Bursts MUST be documented separately from sustained quotas because agents often parallelize tool calls. A 100/min sustained quota with a 20/sec burst limit must publish both numbers; otherwise an agent's plan-execute fan-out trips the burst rule invisibly.

Required Documentation Sections

Every rate-limited API SHOULD publish a single canonical "Rate Limits" page that contains:

Quick reference table of policies, quotas, windows, burst limits, and scopes.
Header contract with example responses for 200 and 429.
Backoff algorithm in pseudo-code.
Discovery URL for the JSON descriptor.
OpenAPI extensions used.
Changelog with versioned policy updates.
FAQ addressing tenant scoping, burst behavior, and key rotation.
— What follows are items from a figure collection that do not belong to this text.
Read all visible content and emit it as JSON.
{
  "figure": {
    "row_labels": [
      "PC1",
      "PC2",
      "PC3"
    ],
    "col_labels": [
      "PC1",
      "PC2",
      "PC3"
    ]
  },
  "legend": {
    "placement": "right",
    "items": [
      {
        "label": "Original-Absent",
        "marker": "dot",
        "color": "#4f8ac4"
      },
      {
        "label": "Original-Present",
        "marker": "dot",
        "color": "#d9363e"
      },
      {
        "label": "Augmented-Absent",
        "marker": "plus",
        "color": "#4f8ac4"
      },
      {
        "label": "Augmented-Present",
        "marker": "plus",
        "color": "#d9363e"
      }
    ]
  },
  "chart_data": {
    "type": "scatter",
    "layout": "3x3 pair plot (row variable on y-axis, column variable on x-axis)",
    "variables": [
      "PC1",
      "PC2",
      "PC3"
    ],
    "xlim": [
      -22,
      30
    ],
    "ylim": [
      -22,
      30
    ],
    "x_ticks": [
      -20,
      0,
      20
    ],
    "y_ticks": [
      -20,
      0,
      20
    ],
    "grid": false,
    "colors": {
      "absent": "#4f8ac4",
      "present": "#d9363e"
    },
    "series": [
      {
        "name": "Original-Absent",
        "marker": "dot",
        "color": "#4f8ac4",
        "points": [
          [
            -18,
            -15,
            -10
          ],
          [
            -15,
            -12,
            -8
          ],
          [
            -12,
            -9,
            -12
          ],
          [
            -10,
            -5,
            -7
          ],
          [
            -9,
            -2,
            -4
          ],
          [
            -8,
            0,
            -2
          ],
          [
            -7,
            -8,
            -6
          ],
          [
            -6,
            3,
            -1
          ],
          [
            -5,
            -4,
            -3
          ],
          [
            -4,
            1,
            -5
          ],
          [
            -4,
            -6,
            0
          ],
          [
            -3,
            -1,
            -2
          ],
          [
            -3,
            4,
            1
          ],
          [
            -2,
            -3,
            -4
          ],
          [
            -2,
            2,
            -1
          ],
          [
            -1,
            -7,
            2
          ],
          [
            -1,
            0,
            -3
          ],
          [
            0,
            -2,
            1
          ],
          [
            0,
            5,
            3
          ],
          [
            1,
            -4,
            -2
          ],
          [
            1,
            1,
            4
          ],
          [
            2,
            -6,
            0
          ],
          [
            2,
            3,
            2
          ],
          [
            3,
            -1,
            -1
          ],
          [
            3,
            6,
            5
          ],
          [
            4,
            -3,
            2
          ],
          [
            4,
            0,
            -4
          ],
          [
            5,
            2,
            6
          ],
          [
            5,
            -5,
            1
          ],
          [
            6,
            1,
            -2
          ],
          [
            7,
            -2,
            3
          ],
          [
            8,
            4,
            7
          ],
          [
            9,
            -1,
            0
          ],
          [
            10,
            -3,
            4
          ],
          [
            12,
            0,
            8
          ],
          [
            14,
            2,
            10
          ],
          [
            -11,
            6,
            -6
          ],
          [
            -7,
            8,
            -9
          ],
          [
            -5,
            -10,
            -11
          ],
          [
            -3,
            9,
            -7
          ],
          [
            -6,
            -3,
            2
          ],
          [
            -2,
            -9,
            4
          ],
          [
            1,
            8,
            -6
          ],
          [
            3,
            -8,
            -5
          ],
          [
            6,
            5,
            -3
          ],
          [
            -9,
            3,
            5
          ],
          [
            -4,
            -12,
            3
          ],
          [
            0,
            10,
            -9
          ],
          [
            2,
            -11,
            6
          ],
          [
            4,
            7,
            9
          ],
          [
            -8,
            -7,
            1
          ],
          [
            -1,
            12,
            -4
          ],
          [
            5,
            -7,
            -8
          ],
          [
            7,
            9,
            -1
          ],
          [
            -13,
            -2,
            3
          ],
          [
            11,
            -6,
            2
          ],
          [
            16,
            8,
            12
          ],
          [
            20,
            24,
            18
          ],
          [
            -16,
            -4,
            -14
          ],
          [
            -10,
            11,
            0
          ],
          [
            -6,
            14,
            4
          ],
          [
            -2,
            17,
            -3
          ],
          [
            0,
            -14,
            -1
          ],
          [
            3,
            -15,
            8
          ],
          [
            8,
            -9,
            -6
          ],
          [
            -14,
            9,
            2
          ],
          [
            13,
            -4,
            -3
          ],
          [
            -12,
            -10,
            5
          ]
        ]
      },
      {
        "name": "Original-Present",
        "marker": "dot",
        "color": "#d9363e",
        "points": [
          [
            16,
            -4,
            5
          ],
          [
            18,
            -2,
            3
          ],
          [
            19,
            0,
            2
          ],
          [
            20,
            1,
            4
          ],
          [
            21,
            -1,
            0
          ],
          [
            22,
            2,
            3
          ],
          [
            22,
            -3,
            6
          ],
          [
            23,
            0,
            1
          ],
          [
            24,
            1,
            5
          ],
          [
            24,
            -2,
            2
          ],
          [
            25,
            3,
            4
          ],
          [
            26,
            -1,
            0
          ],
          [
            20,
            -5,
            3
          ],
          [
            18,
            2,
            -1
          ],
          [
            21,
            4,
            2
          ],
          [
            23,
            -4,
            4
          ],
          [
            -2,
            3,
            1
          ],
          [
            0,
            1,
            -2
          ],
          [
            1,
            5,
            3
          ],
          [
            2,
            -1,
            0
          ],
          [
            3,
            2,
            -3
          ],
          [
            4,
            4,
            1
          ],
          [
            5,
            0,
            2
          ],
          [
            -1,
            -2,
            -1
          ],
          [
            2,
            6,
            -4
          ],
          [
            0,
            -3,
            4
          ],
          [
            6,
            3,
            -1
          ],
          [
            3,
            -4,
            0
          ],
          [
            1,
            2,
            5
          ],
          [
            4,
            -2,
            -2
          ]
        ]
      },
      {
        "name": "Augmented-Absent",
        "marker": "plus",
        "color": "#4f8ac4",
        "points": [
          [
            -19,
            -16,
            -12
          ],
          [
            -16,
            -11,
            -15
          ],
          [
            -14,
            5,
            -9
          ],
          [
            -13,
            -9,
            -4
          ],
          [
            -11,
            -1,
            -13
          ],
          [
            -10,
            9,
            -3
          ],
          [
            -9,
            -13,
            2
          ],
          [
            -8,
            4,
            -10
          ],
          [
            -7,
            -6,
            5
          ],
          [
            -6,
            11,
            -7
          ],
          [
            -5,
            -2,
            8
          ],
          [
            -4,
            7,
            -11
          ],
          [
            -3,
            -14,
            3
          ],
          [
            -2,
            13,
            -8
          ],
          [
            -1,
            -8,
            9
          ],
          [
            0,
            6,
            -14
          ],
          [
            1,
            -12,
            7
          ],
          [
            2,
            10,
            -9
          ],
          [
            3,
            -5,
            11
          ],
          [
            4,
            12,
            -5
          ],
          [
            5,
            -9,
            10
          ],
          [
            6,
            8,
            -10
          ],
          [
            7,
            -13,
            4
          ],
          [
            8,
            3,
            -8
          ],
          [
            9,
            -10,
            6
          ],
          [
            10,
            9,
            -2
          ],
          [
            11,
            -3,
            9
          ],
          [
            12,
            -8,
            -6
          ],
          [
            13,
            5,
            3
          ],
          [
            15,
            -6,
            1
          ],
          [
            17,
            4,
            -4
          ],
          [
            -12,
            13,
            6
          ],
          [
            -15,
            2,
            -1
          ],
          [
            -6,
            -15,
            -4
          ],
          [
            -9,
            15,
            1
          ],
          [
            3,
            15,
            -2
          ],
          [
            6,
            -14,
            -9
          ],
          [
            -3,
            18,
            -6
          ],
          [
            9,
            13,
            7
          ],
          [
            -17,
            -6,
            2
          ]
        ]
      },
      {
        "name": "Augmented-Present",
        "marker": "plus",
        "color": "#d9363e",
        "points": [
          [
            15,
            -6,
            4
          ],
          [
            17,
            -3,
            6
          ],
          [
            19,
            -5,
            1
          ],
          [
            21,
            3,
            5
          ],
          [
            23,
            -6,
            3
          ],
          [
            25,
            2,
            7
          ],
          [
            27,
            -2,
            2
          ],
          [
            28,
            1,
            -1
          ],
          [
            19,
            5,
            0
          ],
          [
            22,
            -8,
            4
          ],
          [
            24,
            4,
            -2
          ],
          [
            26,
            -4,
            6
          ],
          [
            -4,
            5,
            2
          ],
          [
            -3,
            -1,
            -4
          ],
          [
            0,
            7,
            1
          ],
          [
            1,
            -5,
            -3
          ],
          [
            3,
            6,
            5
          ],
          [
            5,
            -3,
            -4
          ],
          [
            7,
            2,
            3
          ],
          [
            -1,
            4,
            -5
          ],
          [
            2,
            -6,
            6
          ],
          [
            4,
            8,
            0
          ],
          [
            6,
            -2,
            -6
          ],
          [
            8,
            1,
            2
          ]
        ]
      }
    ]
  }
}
The page MUST live at a stable URL (for example, /docs/rate-limits) and SHOULD be referenced from the API's root, OpenAPI info, and /.well-known/ai-plugin.json if applicable.

Common Mistakes

Custom headers without the standard. Shipping X-RateLimit-Foo without the IETF RateLimit-* family forces every agent to special-case your API.
HTTP-date Retry-After. Forces agents to parse HTTP dates and clock-skew correct. Use seconds.
Hidden burst limits. Agents parallelize aggressively; an undocumented burst rule causes mysterious throttling.
Missing scope. Without a scope field, agents do not know whether to switch users, switch keys, or stop entirely.
Documentation drift. Updating quotas in code without bumping the descriptor version causes agents to cache stale plans.

FAQ

Q: Why use the IETF RateLimit- headers instead of X-RateLimit-?

The IETF draft headers (RateLimit-Limit, RateLimit-Remaining, RateLimit-Reset, RateLimit-Policy) are converging into a standard. Most modern agent runtimes already parse them. Custom X- headers force every consumer to write a per-API adapter.

Q: Do I need both response headers and a /.well-known descriptor?

Yes. Headers describe the current window; the descriptor describes the full policy at planning time. Agents need both: headers to react, the descriptor to plan.

Q: How do I document burst limits separately from sustained quotas?

In the descriptor, give each policy a burst_quota and burst_window_seconds. In headers, RateLimit-Policy can list multiple policies (default;q=100;w=60, burst;q=20;w=1). Document both numbers explicitly in the human-readable docs.

Q: What HTTP status should I use besides 429?

Only 429 Too Many Requests for sustained or burst limits. Use 503 Service Unavailable with Retry-After when the throttle is server-wide rather than client-specific. Never use 403 for rate limiting — it conflates authorization with throttling and breaks agent retry logic.

Q: Should rate limits differ for AI agent traffic vs human traffic?

You can offer named policies with higher quotas for verified agent integrations, but the contract MUST be uniform — same headers, same descriptor shape, same backoff rules — so agents do not have to detect their own context.